The times they are a changin’ – in the political landscape that envelopes cannabis and hemp policy, the times are a changin’ on a daily basis. Be it the rescinding of the Cole memo by Attorney General Jeff Sessions or a dismal industry report from the OC Register, the news has not been on the sunny side for those in support of the decriminalization of these substances. Surprisingly, as of late multiple bouts of positive news for cannabis are starting to arrive. Long-standing political opponents of cannabis are making public statements, moves on Capitol Hill, and taking board seats in support of this burgeoning industry.

Colorado Stands up to Trump

Even The Donald himself appears to be coming to the table. Mid April, Colorado Republican Senator Cory Gardner announced he’d received assurances from President Trump that “the Department of Justice’s rescission of the Cole memo will not impact Colorado’s legal marijuana industry.” Gardner had been blocking DOJ nominations since the January announcement from Sessions and lifted these holds after the announcement in good faith that the discussions would continue saying, “President Trump has assured me that he will support a federalism-based legislative solution to fix this states’ rights issue once and for all.”

Hemp Gets a Hand

The hemp industry, from its shadowed position behind the cannabis hysteria, also got a boost from the far right in late March. U.S. Senate Majority leader Mitch McConnell and Kentucky Commissioner of Agriculture Ryan Quarles, both Republicans, announced the impending introduction of The Hemp Farming Act of 2018 in Congress. If passed, the act will legalize hemp as an agricultural commodity and remove it from the list of controlled substances.

Efforts to End the War on Drugs

In New York, Senate Minority Leader Chuck Schumer, who in the past has supported states rights on marijuana but not necessarily federal legislation, reported on plans to introduce a bill to decriminalize the plant on a federal level. He even chose the popular 4/20 date to do so and penned a piece on what changed his mind towards federal support. Schumer acknowledged the benefits of cannabis from the medical perspective but comes to this new stance relying heavily on the problems created nationwide by the war on drugs. “A staggering number of American citizens, a disproportionate number of whom are African-American and Latino, continue to be arrested every day for something that most Americans agree should not be a crime,” says Schumer.

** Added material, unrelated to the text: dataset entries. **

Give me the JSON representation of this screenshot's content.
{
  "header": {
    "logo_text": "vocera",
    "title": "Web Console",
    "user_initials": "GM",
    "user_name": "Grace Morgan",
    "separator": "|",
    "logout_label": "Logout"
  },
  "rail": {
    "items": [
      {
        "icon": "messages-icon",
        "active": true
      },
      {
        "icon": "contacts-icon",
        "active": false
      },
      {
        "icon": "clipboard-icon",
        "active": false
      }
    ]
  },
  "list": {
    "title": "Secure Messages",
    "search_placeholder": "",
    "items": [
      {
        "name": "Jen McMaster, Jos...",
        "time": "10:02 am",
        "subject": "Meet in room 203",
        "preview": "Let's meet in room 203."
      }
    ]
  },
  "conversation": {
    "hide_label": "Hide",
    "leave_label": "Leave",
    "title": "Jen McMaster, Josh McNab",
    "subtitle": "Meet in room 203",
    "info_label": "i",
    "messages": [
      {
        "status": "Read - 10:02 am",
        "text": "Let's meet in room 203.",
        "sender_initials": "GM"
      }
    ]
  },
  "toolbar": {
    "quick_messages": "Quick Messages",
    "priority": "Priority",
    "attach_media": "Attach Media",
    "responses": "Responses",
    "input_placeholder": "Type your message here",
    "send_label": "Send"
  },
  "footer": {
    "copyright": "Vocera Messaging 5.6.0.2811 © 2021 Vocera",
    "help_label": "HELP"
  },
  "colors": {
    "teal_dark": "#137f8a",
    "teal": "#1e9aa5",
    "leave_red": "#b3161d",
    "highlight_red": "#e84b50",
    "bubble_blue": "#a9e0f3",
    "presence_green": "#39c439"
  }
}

If decriminalized on the federal level, the decision will still ultimately be left up to the states to decide how they treat marijuana. However, federal support will restrict sentencing and aid with criminal justice reform efforts already in place to aid those affected by bad drug policy. San Francisco’s District Attorney, George Gascon is retroactively applying California’s Prop 64 to nearly 5,000 felony marijuana convictions and over 3,000 misdemeanors dating all the way back to 1975. Felonies will be recalled an resentenced and the misdemeanors dismissed and resealed.

Capitalism Comes Calling

For Republican former Speaker of the House, John Boehner, the appeal of capitalism in a brand new market was finally too much to bear. Boehner joined the advisory board of multi-state cannabis business, Acerage Holdings saying, “Over the last 10 or 15 years, the American people’s attitudes have changed dramatically(…) I find myself in that same position.”

Indeed his attitude has changed – in 2011 Boehner was “unalterably opposed” to any kind of cannabis legislation. As with many politicians these days, his decision to join Acerage, which is led by New York based private equity firm High Street Capital Partners, was one made with financial promise. Acerage owns over 35 licenses across 11 states and have a plan for consolidation and estimates for revenue of $130 million in 2018 and projects that will rise to $3 billion by 2020. While many small cannabis companies are suffering in the early days of California pot legalization, and as Senator Schumer pointed out, minorities continue to be adversely affected, Boehner is set to make some serious cash. This will likely be the draw for many others in his position.

Cannabis is for Closers

Will this trend continue? Let’s hope so. Michigan, Oklahoma, Utah, Arkansas, North Dakota, and Florida all have cannabis policy in the works or on the horizon. Massive monetary projections such as those coming from High Street and analytical companies such as BDS or Arcview are pointing in the right direction.